Travel stocks tumbled for the second day running after Portugal, Spain and Malta imposed new restrictions on UK visitors and Hong Kong banned all passenger flights from Britain. In Europe, German Chancellor Angela Merkel has for the past few days been pushing all EU countries to impose quarantines on British travellers. Portugal now requires all travellers from the UK to quarantine for 14 days on arrival unless they can prove they had both covid vaccinations at least two weeks ago. Spain said that UK tourists will have to show proof of full vaccination or a negative PCR test. Starting Wednesday, holidaymakers heading to Malta will also have to quarantine for 14 days upon arrival if they haven’t had their second dose.
 
Lloyd's of London insurer Hiscox has reached an agreement with the Hiscox Action Group (HAG) over business interruption losses caused by the Covid-19 pandemic.

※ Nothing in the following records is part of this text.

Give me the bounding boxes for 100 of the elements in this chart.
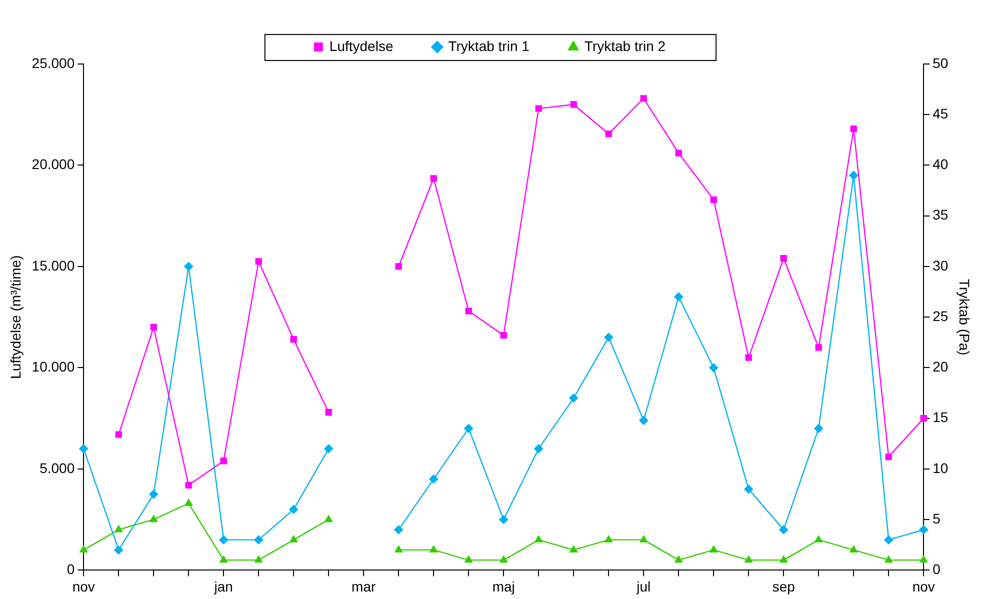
point	[920, 556, 928, 563]
point	[324, 515, 333, 522]
point	[884, 556, 893, 563]
point	[80, 545, 88, 552]
point	[815, 344, 822, 351]
point	[605, 130, 612, 138]
point	[464, 424, 474, 433]
point	[674, 556, 683, 563]
x-tick-label: maj	[492, 578, 515, 594]
point	[464, 556, 473, 563]
point	[149, 490, 158, 499]
point	[324, 444, 334, 454]
point	[220, 458, 227, 464]
point	[744, 556, 753, 563]
point	[745, 354, 752, 361]
point	[814, 424, 824, 433]
x-tick-label: sep	[772, 578, 796, 594]
y2-tick-label: 0	[932, 561, 941, 578]
y2-tick-label: 25	[932, 308, 948, 324]
point	[710, 545, 718, 552]
point	[604, 332, 614, 342]
point	[604, 535, 613, 542]
legend-label: Tryktab trin 2	[584, 38, 666, 54]
point	[430, 175, 437, 182]
legend-label: Tryktab trin 1	[448, 38, 530, 54]
y-axis-title: Luftydelse (m³/time)	[7, 255, 24, 379]
point	[674, 292, 684, 302]
point	[465, 308, 472, 314]
x-tick-label: jul	[636, 578, 651, 594]
point	[394, 525, 404, 534]
y2-tick-label: 30	[932, 257, 948, 274]
point	[290, 535, 298, 542]
x-tick-label: jan	[213, 578, 233, 594]
x-tick-label: nov	[912, 578, 935, 594]
point	[114, 525, 123, 532]
y2-tick-label: 45	[932, 105, 948, 122]
point	[394, 545, 403, 552]
point	[184, 262, 194, 271]
point	[254, 556, 263, 563]
y-tick-label: 10.000	[32, 358, 75, 375]
y-tick-label: 20.000	[32, 156, 75, 172]
point	[569, 394, 578, 403]
point	[744, 484, 754, 494]
y2-tick-label: 10	[932, 460, 948, 476]
point	[849, 170, 858, 180]
point	[814, 535, 823, 542]
point	[289, 504, 298, 514]
x-tick-label: nov	[72, 578, 95, 594]
point	[640, 95, 647, 102]
point	[290, 336, 297, 343]
y-tick-label: 0	[66, 561, 75, 578]
y2-tick-label: 5	[932, 510, 941, 526]
y2-tick-label: 40	[932, 156, 948, 172]
point	[430, 545, 438, 552]
point	[780, 255, 787, 262]
y2-axis-title: Tryktab (Pa)	[956, 278, 973, 356]
point	[184, 498, 193, 506]
point	[150, 515, 158, 522]
point	[150, 324, 157, 331]
point	[920, 415, 927, 422]
point	[850, 545, 858, 552]
y2-tick-label: 35	[932, 206, 948, 223]
point	[219, 535, 228, 544]
point	[640, 535, 648, 542]
point	[220, 556, 228, 563]
point	[255, 258, 262, 265]
point	[850, 125, 857, 132]
point	[780, 556, 788, 563]
point	[779, 525, 788, 534]
y-tick-label: 5.000	[40, 460, 75, 476]
point	[570, 545, 578, 552]
point	[885, 453, 892, 460]
point	[395, 263, 402, 270]
y-tick-label: 15.000	[32, 257, 75, 274]
point	[709, 363, 718, 372]
point	[114, 545, 124, 554]
x-tick-label: mar	[352, 578, 376, 594]
y2-tick-label: 15	[932, 409, 948, 426]
point	[499, 515, 508, 524]
point	[79, 444, 88, 454]
point	[710, 196, 717, 203]
y2-tick-label: 20	[932, 358, 948, 375]
point	[535, 105, 542, 112]
point	[429, 474, 438, 484]
point	[534, 444, 544, 454]
point	[884, 535, 894, 544]
point	[254, 535, 264, 544]
point	[639, 416, 648, 425]
legend-label: Luftydelse	[329, 38, 394, 54]
point	[570, 101, 577, 108]
point	[115, 431, 122, 438]
point	[675, 150, 682, 156]
point	[500, 332, 507, 339]
point	[534, 535, 543, 542]
y2-tick-label: 50	[932, 54, 948, 71]
y-tick-label: 25.000	[32, 54, 75, 71]
point	[500, 556, 508, 563]
point	[325, 408, 332, 416]
point	[185, 482, 192, 488]
point	[919, 525, 928, 534]
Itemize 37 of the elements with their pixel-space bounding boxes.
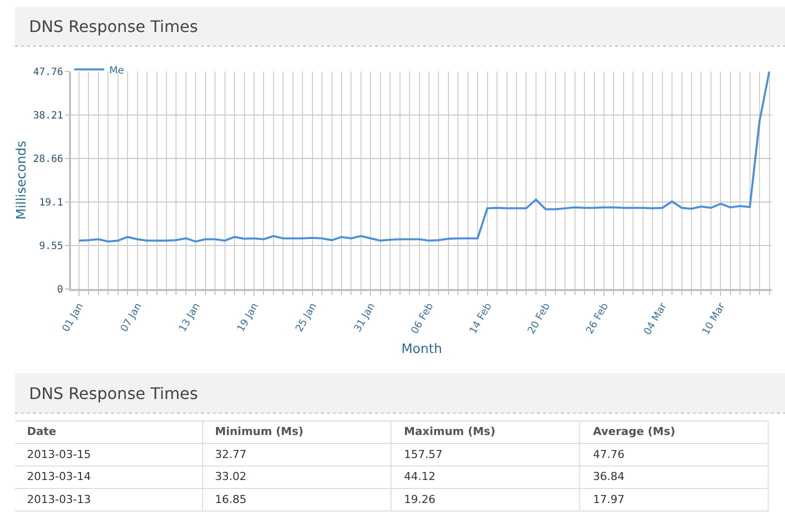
x-tick-label: 19 Jan — [236, 301, 261, 334]
text: Minimum (Ms) — [215, 425, 304, 438]
text: 47.76 — [593, 448, 624, 461]
x-tick-label: 25 Jan — [294, 301, 320, 334]
text: DNS Response Times — [29, 384, 198, 403]
y-tick-label: 28.66 — [33, 154, 64, 165]
y-tick-label: 19.1 — [39, 197, 64, 208]
text: 36.84 — [593, 470, 624, 483]
text: 33.02 — [215, 470, 246, 483]
y-tick-label: 38.21 — [33, 110, 64, 122]
x-tick-label: 07 Jan — [119, 301, 144, 334]
x-tick-label: 20 Feb — [526, 301, 553, 336]
text: Average (Ms) — [593, 425, 676, 438]
y-tick-label: 9.55 — [39, 240, 64, 252]
y-axis-title: Milliseconds — [14, 140, 30, 220]
legend-label: Me — [109, 65, 124, 76]
text: 157.57 — [404, 448, 442, 461]
x-tick-label: 26 Feb — [584, 301, 611, 336]
text: 2013-03-14 — [27, 470, 91, 483]
text: 19.26 — [404, 493, 436, 506]
text: 17.97 — [593, 493, 624, 506]
x-tick-label: 13 Jan — [177, 301, 203, 334]
text: 2013-03-13 — [27, 493, 91, 506]
x-tick-label: 31 Jan — [352, 301, 378, 334]
text: 32.77 — [215, 448, 246, 461]
text: 16.85 — [215, 493, 246, 506]
x-axis-title: Month — [401, 342, 442, 358]
y-tick-label: 0 — [57, 284, 64, 296]
x-tick-label: 01 Jan — [60, 301, 86, 334]
chart-title: DNS Response Times — [29, 17, 198, 36]
text: 2013-03-15 — [27, 448, 91, 461]
text: 44.12 — [404, 470, 436, 483]
text: Date — [27, 425, 56, 438]
x-tick-label: 06 Feb — [410, 301, 436, 336]
x-tick-label: 14 Feb — [468, 301, 494, 336]
text: Maximum (Ms) — [404, 425, 496, 438]
y-tick-label: 47.76 — [33, 67, 64, 78]
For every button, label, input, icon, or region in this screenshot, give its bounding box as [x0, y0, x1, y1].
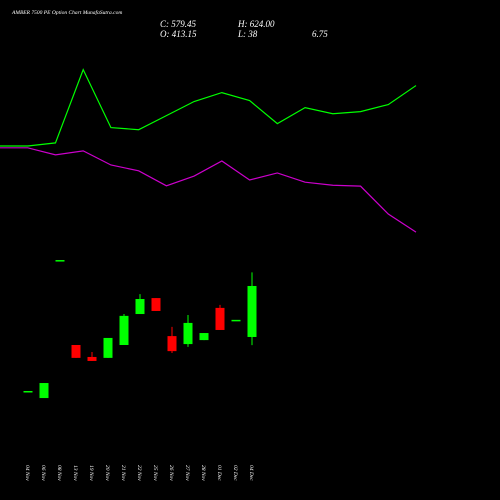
candle-body [55, 260, 65, 262]
x-tick-label: 06 Nov [40, 465, 46, 481]
x-tick-label: 08 Nov [56, 465, 62, 481]
info-low-rest: 6.75 [312, 29, 328, 39]
candle-body [247, 285, 257, 337]
x-tick-label: 28 Nov [200, 465, 206, 481]
candle-body [231, 319, 241, 322]
x-tick-label: 04 Dec [248, 465, 255, 481]
indicator-line [0, 68, 417, 147]
x-tick-label: 04 Nov [24, 465, 31, 481]
candle-body [103, 337, 113, 358]
x-tick-label: 21 Nov [120, 465, 126, 481]
x-tick-label: 27 Nov [184, 465, 190, 481]
candle-body [183, 322, 193, 345]
x-tick-label: 22 Nov [136, 465, 142, 481]
info-high: H: 624.00 [237, 19, 275, 29]
indicator-line [0, 147, 417, 233]
candle-body [119, 315, 129, 345]
info-open: O: 413.15 [160, 29, 197, 39]
candle-body [23, 391, 33, 393]
x-tick-label: 25 Nov [152, 465, 158, 481]
x-tick-label: 13 Nov [72, 465, 78, 481]
x-tick-label: 02 Dec [232, 465, 238, 481]
candle-body [215, 307, 225, 330]
chart-title: AMBER 7500 PE Option Chart MunafaSutra.c… [11, 9, 122, 16]
candle-body [39, 383, 49, 399]
candle-body [151, 298, 161, 311]
info-low: L: 38 [237, 29, 258, 39]
x-tick-label: 19 Nov [88, 465, 94, 481]
candle-body [199, 333, 209, 341]
info-close: C: 579.45 [160, 19, 197, 29]
x-tick-label: 26 Nov [168, 465, 174, 481]
x-tick-label: 20 Nov [104, 465, 110, 481]
x-tick-label: 01 Dec [216, 465, 222, 481]
candle-body [71, 345, 81, 358]
candle-body [167, 336, 177, 352]
candle-body [87, 356, 97, 361]
candle-body [135, 299, 145, 315]
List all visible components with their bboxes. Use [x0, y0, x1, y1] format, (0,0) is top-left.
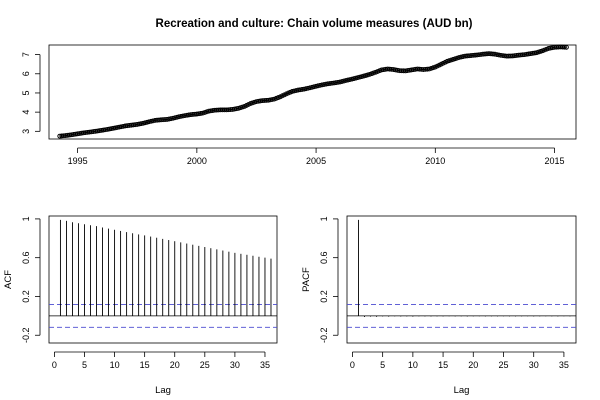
- plot-frame: [48, 44, 577, 140]
- x-tick-label: 2005: [306, 156, 326, 166]
- x-tick-label: 20: [170, 360, 180, 370]
- y-tick-label: 1: [319, 216, 329, 221]
- y-tick-label: 7: [21, 52, 31, 57]
- x-tick-label: 2010: [425, 156, 445, 166]
- x-tick-label: 30: [230, 360, 240, 370]
- chart-title: Recreation and culture: Chain volume mea…: [156, 18, 473, 30]
- y-tick-label: 5: [21, 90, 31, 95]
- data-point: [564, 44, 569, 50]
- y-tick-label: 0.6: [21, 251, 31, 264]
- x-axis-label: Lag: [454, 385, 470, 396]
- x-tick-label: 10: [408, 360, 418, 370]
- plot-frame: [346, 215, 577, 344]
- x-tick-label: 5: [380, 360, 385, 370]
- x-tick-label: 15: [438, 360, 448, 370]
- x-tick-label: 10: [110, 360, 120, 370]
- x-tick-label: 25: [498, 360, 508, 370]
- x-tick-label: 2000: [187, 156, 207, 166]
- x-tick-label: 0: [52, 360, 57, 370]
- x-tick-label: 5: [82, 360, 87, 370]
- y-tick-label: 4: [21, 110, 31, 115]
- x-tick-label: 1995: [68, 156, 88, 166]
- y-tick-label: 0.6: [319, 251, 329, 264]
- y-tick-label: 0.2: [319, 290, 329, 303]
- plot-frame: [48, 215, 278, 344]
- x-tick-label: 20: [468, 360, 478, 370]
- data-point: [562, 44, 567, 50]
- y-tick-label: -0.2: [319, 327, 329, 343]
- y-axis-label: PACF: [301, 267, 312, 292]
- y-axis-label: ACF: [3, 270, 14, 289]
- x-tick-label: 35: [559, 360, 569, 370]
- x-tick-label: 0: [350, 360, 355, 370]
- time-series-panel: 1995 2000 2005 2010 2015 3 4 5 6 7: [21, 44, 577, 166]
- x-tick-label: 2015: [545, 156, 565, 166]
- x-tick-label: 35: [260, 360, 270, 370]
- y-tick-label: 0.2: [21, 290, 31, 303]
- y-tick-label: 6: [21, 71, 31, 76]
- series-line: [59, 46, 567, 137]
- pacf-panel: 0 5 10 15 20 25 30 35 -0.2 0.2 0.6 1 Lag PACF: [301, 215, 577, 396]
- y-tick-label: 1: [21, 216, 31, 221]
- x-tick-label: 15: [140, 360, 150, 370]
- y-tick-label: 3: [21, 129, 31, 134]
- x-tick-label: 30: [529, 360, 539, 370]
- x-tick-label: 25: [200, 360, 210, 370]
- acf-panel: 0 5 10 15 20 25 30 35 -0.2 0.2 0.6 1 Lag ACF: [3, 215, 278, 396]
- x-axis-label: Lag: [155, 385, 171, 396]
- y-tick-label: -0.2: [21, 327, 31, 343]
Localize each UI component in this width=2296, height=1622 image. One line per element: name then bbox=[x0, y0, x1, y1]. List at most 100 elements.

When lockdown measures were first introduced, numerous small businesses claimed for loss of earnings under their business interruption policies but insurers refused to pay, arguing ‘force majeure.’ The Financial Conduct Authority launched a test case and in January, the Supreme Court found largely in favour of companies receiving payouts. The 400-member strong HAG also brought a private case against Hiscox to determine the level of such payouts, and an agreement has now been reached, although the terms are confidential. In March, Hiscox said it has reserved $475m overall for pandemic-related claims.
 
Nissan is set to announce an expansion of its battery production in Sunderland and launch a brand-new electric model which will create thousands of jobs for UK workers, Sharecast News reports. The plan is for the new plant to be producing batteries by 2024, when the numbers of UK-made components in UK-made cars is required to increase in order to keep to the terms of the government's trade deal with the European Union (Nissan's main market for the Sunderland-made cars). The UK government is contributing to the cost of the plans which could amount to hundreds of millions, although it is unclear how much the government has invested in the project.
 
NatWest Group is to sell most of its Irish commercial lending business to Allied Irish Banks (AIB) as part of its exit from Ireland. AIB will take over about €4.2bn in gross performing commercial lending and associated undrawn exposures of around €2.8bn from NatWest's Ulster Bank. Natwest said 280 staff will transfer to AIB.
 
Burberry CEO Marco Gobbetti is stepping down at the end of the year to become the new general manager and CEO of Italian luxury goods firm Salvatore Ferragamo.